Dat is wat de populariteit van fictieseries als Bevergem mee verklaart: diep vanbinnen blijven we verlangen naar vele Vlaamse regio’s als atomen van een geheel dat er eigenlijk niet toe doet. Onze visie op taal zegt alles. We blijven koppig weigeren om de taal van de noorderburen echt over te nemen, of toch zeker buiten het officiële stadhuisdiscours en de steriele taalpolitiek. Tegelijk zetten we ook niet in op de ontwikkeling van een eigen officiële Vlaamse standaardvariant (terwijl dat toch het talige sluitstuk van Vlaamse autonomie zou zijn). Het lijkt contradictorisch dat juist de Vlaams-nationalisten de felste aanhangers zijn van een Groot-Nederlands taalbeleid, maar dat zegt juist heel veel: een officiële taaleenheid in Vlaanderen valt alleen op te leggen via de Nederlandse norm. De eigen talige (en eigentalige) dynamiek van de Vlaming streeft immers naar van alles, maar niet naar één talige identiteit voor elke Belg boven de taalgrens. Neen, onverminderd koesteren wij de regionale diversiteit met haar minimale verschillen. Als een moderne variant van het veertiende-eeuwse ‘schild en vriend’ blijven we regionale taalverschillen inzetten als markers van wie ‘(streek)eigen’ is en wie ‘vreemd’. Dat is het onderscheid dat bepaalt wie erbij hoort en bij wie je zelf hoort.

Onverminderd koesteren wij de regionale diversiteit met haar minimale verschillen

Eigenlijk bestaat Vlaanderen dus cultureel gesproken niet. Eigenlijk leeft er tussen de kust en de Maas nog steeds een kronkelend lint van regionale taalstammen. Zij laten zich op Vlaams beleidsniveau vertegenwoordigen door streekgenoten, die daar vooral komen pleiten voor de politieke, economische en (soms) culturele belangen van hun lokale en regionale kiezersgroep. Er zetelen in het Vlaams Parlement dus geen vertegenwoordigers van het Vlaamse volk, enkel vertegenwoordigers van inwoners uit alle regio’s en centrumsteden in Vlaanderen.

In tv-series van eigen bodem willen we die Vlaamse realiteit vooral bevestigd zien. Wat hier en nu populair wil zijn, moet ons dus tonen wie we zijn via herkenbare, maar toch ook minimaal van ons verschillende Vlamingen. Zodat we kunnen lachen met een vertrouwd beeld, zonder ons helemaal te moeten identificeren met wie het vertolkt. ‘Verbeelding werkt’, ja.

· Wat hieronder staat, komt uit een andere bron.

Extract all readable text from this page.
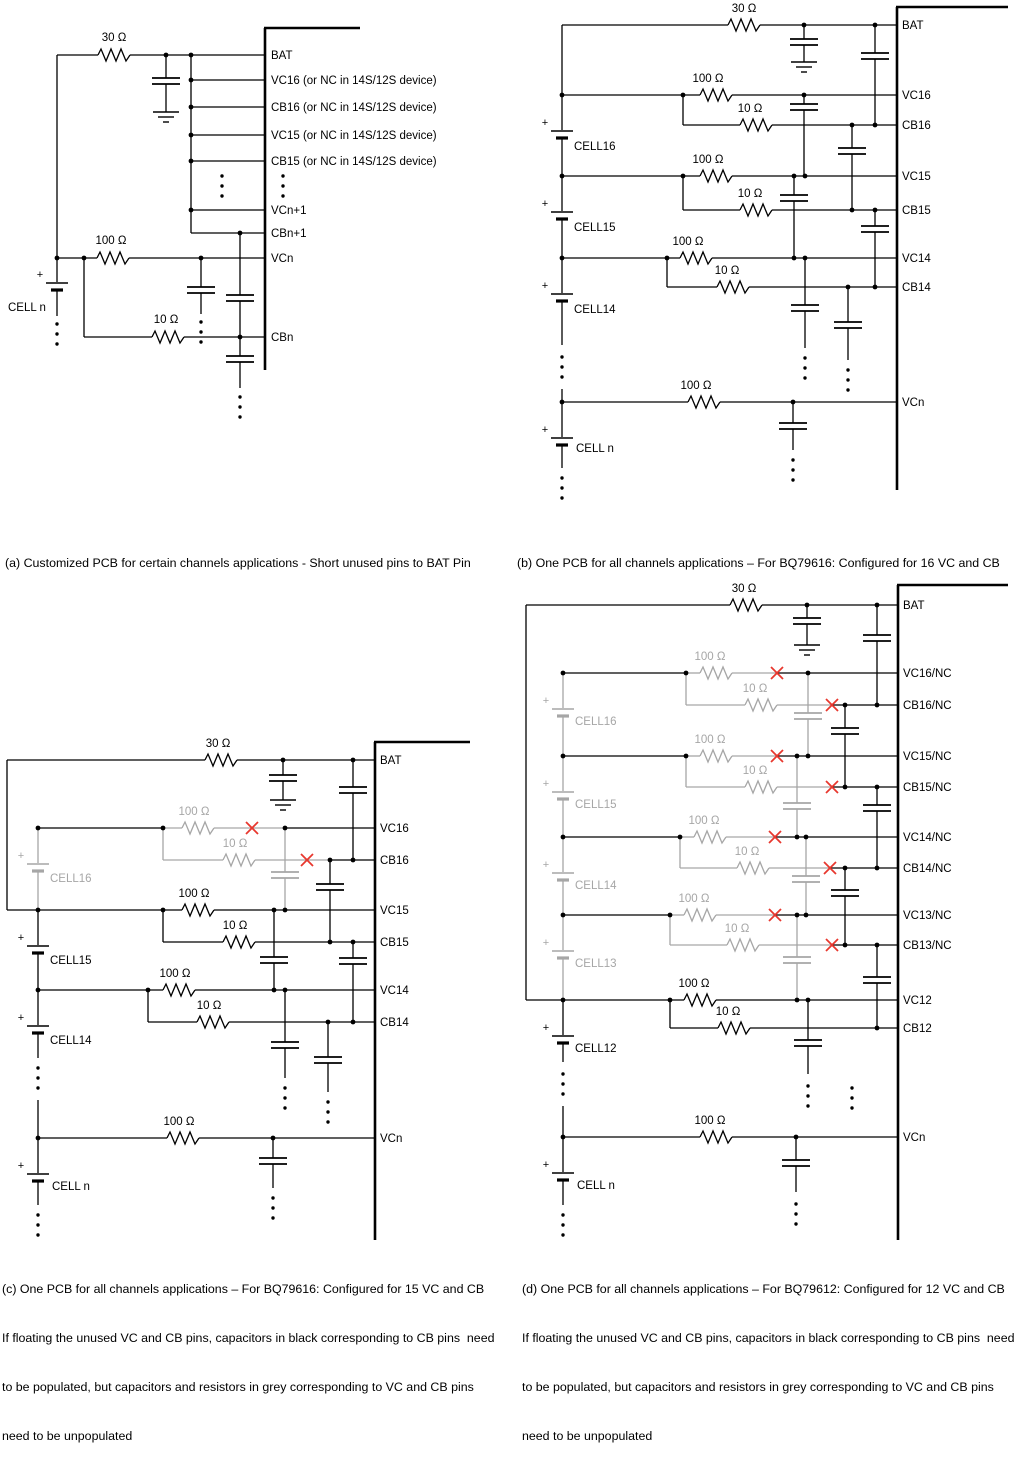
30 Ω
100 Ω
10 Ω
+
CELL n
BAT
VC16 (or NC in 14S/12S device)
CB16 (or NC in 14S/12S device)
VC15 (or NC in 14S/12S device)
CB15 (or NC in 14S/12S device)
VCn+1
CBn+1
VCn
CBn
30 Ω
100 Ω
10 Ω
100 Ω
10 Ω
100 Ω
10 Ω
100 Ω
+
CELL16
+
CELL15
+
CELL14
+
CELL n
BAT
VC16
CB16
VC15
CB15
VC14
CB14
VCn
30 Ω
100 Ω
10 Ω
100 Ω
10 Ω
100 Ω
10 Ω
100 Ω
+
CELL16
+
CELL15
+
CELL14
+
CELL n
BAT
VC16
CB16
VC15
CB15
VC14
CB14
VCn
30 Ω
100 Ω
10 Ω
100 Ω
10 Ω
100 Ω
10 Ω
100 Ω
10 Ω
100 Ω
10 Ω
100 Ω
+
CELL16
+
CELL15
+
CELL14
+
CELL13
+
CELL12
+
CELL n
BAT
VC16/NC
CB16/NC
VC15/NC
CB15/NC
VC14/NC
CB14/NC
VC13/NC
CB13/NC
VC12
CB12
VCn

(a) Customized PCB for certain channels applications - Short unused pins to BAT Pin

	(b) One PCB for all channels applications – For BQ79616: Configured for 16 VC and CB

(c) One PCB for all channels applications – For BQ79616: Configured for 15 VC and CB

If floating the unused VC and CB pins, capacitors in black corresponding to CB pins  need

to be populated, but capacitors and resistors in grey corresponding to VC and CB pins

need to be unpopulated

(d) One PCB for all channels applications – For BQ79612: Configured for 12 VC and CB

If floating the unused VC and CB pins, capacitors in black corresponding to CB pins  need

to be populated, but capacitors and resistors in grey corresponding to VC and CB pins

need to be unpopulated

Zeker in de Vlaamse beeldfictie. Maar niet ten gunste van een Vlaamse identiteitsconstructie. Bevergem leert ons dat ook perifere dialecten daar nochtans heel geschikt voor kunnen zijn, maar dat ze dan – wellicht via ondertiteling – wel in heel Vlaanderen begrepen moeten kunnen worden. De nieuwe uitdaging voor de Vlaamse beeldindustrie is daarmee gesteld: gebruik het meest exotische dialect dat je in Vlaanderen kan vinden, en zorg er tegelijk voor dat ook de kijkers buiten die talige biotoop kunnen begrijpen wat er gezegd wordt. Populariteit gegarandeerd!

Rob Belemans werkt voor FARO, Vlaams steunpunt voor cultureel erfgoed. Hij is stafmedewerker immaterieel erfgoed en hoofdredacteur van het FARO-tijdschrift.